Saturday, September 01, 2007

Health Care

And now for something completely different…

This week finds me in sunny San Diego, enjoying a three-week stay in between chemo rounds at the Optimum Health Institute (OHI), a progressive raw foods health spa for some, a full system clean-out for me. The retreat was recommended to me by several friends from different parts of my life. When the same name comes up in different circles, I pay attention. I’ve been searching for a place where I could take a bit of time away from everything and sort through my emotional and spiritual journey. Equally as important is detoxifying my body. Granted, it’s controversial in the middle of chemotherapy. On the one hand, the purpose of chemo is to continually introduce toxic drugs into the body to kill off any rapid growing cancer cells that may still be lingering. On the other hand, the body is not fully equipped to clean out these toxins on its own. In most cases, they just sit there, collecting, eroding the now cancer-free body, making it a welcoming place for further health crises. OHI’s solution is fairly basic: get back to the cleanest food possible. The cleanse consists of a power-juice diet, heavy on the leafy greens, and lots of wheatgrass, an incredibly powerful detoxifying and replenishing substance. It has been difficult for me as the toxins are pulled into my blood stream and flushed out of my body. But after six days (and a return to solid, albeit raw foods) I feel better than I’ve felt in ages.

Accompanying the detoxifying diet are core classes in basic anatomy, digestion, toxic elimination in the body, nutrition and health.
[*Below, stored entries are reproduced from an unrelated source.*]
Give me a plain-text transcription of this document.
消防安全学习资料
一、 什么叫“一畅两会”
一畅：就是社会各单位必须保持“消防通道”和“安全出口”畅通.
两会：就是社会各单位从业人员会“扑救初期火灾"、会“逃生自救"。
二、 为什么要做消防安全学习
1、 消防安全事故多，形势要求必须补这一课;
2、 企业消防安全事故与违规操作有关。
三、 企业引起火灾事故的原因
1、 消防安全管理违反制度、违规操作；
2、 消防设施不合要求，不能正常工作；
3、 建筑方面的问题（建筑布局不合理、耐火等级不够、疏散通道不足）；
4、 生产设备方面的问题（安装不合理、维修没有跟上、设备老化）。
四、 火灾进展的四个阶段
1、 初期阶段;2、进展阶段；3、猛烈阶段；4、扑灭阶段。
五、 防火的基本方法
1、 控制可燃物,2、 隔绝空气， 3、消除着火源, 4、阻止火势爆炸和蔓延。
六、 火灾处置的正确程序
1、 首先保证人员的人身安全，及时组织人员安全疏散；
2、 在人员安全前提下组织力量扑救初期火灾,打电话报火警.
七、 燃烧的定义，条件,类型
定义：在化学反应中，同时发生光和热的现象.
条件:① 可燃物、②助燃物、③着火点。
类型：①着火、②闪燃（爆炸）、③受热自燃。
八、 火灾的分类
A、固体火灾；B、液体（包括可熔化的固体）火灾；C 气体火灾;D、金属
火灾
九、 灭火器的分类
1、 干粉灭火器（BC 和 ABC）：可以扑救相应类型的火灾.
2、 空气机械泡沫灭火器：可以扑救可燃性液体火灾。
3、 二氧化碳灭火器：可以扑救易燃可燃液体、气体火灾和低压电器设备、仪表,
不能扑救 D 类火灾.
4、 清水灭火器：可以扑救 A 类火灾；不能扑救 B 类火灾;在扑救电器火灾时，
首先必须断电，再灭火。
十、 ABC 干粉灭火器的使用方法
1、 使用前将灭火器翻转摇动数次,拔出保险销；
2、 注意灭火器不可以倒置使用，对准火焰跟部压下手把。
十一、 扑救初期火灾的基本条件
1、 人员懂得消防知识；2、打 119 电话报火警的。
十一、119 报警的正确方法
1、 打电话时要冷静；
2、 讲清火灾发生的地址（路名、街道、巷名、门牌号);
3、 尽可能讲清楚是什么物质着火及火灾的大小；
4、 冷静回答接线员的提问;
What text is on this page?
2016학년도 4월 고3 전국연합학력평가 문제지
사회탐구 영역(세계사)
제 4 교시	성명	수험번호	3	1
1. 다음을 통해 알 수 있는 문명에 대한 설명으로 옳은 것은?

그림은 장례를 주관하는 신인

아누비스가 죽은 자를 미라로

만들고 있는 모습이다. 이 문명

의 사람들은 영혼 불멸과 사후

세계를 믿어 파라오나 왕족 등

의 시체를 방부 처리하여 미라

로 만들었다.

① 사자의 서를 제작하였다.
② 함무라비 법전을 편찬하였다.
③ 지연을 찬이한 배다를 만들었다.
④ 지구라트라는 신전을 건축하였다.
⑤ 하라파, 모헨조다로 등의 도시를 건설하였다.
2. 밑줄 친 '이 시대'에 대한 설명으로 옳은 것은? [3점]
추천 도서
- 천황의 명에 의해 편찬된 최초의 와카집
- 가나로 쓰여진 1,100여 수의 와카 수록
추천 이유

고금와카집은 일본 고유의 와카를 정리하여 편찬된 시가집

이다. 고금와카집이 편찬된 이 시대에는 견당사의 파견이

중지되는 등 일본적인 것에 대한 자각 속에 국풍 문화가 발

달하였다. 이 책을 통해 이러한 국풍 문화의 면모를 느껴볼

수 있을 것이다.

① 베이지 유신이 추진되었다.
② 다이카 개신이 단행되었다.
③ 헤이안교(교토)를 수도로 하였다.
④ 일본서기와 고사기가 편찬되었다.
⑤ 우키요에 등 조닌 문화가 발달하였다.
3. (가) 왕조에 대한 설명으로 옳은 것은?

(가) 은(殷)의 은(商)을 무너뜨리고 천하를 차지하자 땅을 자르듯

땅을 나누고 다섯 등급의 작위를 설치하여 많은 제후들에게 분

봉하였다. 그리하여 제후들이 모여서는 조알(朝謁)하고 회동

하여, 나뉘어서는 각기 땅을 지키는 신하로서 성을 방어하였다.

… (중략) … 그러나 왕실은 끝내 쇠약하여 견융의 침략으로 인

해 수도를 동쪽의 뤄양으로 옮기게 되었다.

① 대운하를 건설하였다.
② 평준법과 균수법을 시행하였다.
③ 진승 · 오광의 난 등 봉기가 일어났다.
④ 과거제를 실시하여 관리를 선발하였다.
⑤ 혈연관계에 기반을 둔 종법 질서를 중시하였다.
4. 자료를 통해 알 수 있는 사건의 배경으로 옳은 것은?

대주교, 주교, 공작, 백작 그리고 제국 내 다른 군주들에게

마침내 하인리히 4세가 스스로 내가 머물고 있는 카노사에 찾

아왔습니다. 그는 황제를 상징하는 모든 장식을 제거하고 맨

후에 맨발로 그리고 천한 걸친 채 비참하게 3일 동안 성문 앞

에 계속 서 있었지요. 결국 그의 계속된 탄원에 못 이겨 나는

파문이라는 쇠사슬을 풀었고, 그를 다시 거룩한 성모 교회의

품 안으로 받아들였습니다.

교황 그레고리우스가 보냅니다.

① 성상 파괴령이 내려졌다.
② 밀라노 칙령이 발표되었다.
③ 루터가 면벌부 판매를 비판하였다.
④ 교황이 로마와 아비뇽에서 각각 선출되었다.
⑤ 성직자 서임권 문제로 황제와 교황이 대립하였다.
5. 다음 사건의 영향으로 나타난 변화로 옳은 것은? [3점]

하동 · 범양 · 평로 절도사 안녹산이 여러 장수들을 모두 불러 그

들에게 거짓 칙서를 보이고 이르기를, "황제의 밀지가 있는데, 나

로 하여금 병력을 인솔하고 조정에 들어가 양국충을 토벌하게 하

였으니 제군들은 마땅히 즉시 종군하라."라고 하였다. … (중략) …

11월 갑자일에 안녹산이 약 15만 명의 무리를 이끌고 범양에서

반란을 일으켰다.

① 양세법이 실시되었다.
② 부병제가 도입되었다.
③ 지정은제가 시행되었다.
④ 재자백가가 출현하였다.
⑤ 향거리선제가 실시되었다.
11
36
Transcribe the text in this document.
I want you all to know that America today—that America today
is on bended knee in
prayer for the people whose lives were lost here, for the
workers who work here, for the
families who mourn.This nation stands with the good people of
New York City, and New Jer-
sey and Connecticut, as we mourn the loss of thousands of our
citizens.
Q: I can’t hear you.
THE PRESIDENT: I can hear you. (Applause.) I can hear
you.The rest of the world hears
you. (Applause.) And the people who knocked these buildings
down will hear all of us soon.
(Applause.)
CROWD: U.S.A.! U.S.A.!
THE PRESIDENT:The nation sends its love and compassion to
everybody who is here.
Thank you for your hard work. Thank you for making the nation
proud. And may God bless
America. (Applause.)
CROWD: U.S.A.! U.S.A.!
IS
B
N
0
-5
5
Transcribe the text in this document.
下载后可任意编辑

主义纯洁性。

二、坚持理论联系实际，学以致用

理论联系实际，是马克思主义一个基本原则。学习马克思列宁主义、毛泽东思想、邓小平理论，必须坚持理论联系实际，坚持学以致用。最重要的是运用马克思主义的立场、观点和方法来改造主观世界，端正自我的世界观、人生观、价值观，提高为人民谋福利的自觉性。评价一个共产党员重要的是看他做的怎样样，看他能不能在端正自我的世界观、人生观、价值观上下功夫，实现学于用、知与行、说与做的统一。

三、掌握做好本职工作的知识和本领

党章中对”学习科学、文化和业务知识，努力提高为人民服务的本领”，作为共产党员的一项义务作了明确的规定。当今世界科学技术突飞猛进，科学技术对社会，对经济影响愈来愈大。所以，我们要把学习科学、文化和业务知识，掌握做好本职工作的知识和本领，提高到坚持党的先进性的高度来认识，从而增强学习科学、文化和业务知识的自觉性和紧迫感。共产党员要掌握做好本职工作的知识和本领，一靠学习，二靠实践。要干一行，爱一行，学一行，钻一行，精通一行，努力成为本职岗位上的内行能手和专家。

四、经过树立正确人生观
It’s a miracle for me, after spending a year becoming more intimately acquainted with my body than I ever anticipated being, to have access to such a wealth of information about caring for it. One of the most memorable lecturers, Dr. Andy, began his lecture by distinguishing between health care and disease care. Our country, he argued, is focused on disease care. We visit a doctor when we are sick. We describe symptoms and, for the most part, are subsequently given the red pill to cure this symptom, the blue pill to cure another, the green for yet another. True health care, he insisted, rests on the shoulders of the individual. It is a daily commitment to understanding the root of good health: diet, physical care, and positive attitude. Health care is proactive, not reactive. His words resonated with me. In essence, my commitment to come here for three weeks is a very personal commitment to my body and myself to begin taking my health into my own hands, rather than relying on a team of doctors to continue doing it for the rest of my life. If vitality is the end goal, health is the daily practice. Optimum diet and well-being becomes the ideal, with a firm knowledge of and respect to how close I am in proximity to that ideal every day. I’m witnessing first-hand what a miraculous self-healing machine the body is. How many things out there do it as perfectly? With this understanding, the question at hand becomes how to give that machine exactly what it needs in order to perform that healing best, both today and for the rest of its miraculous life.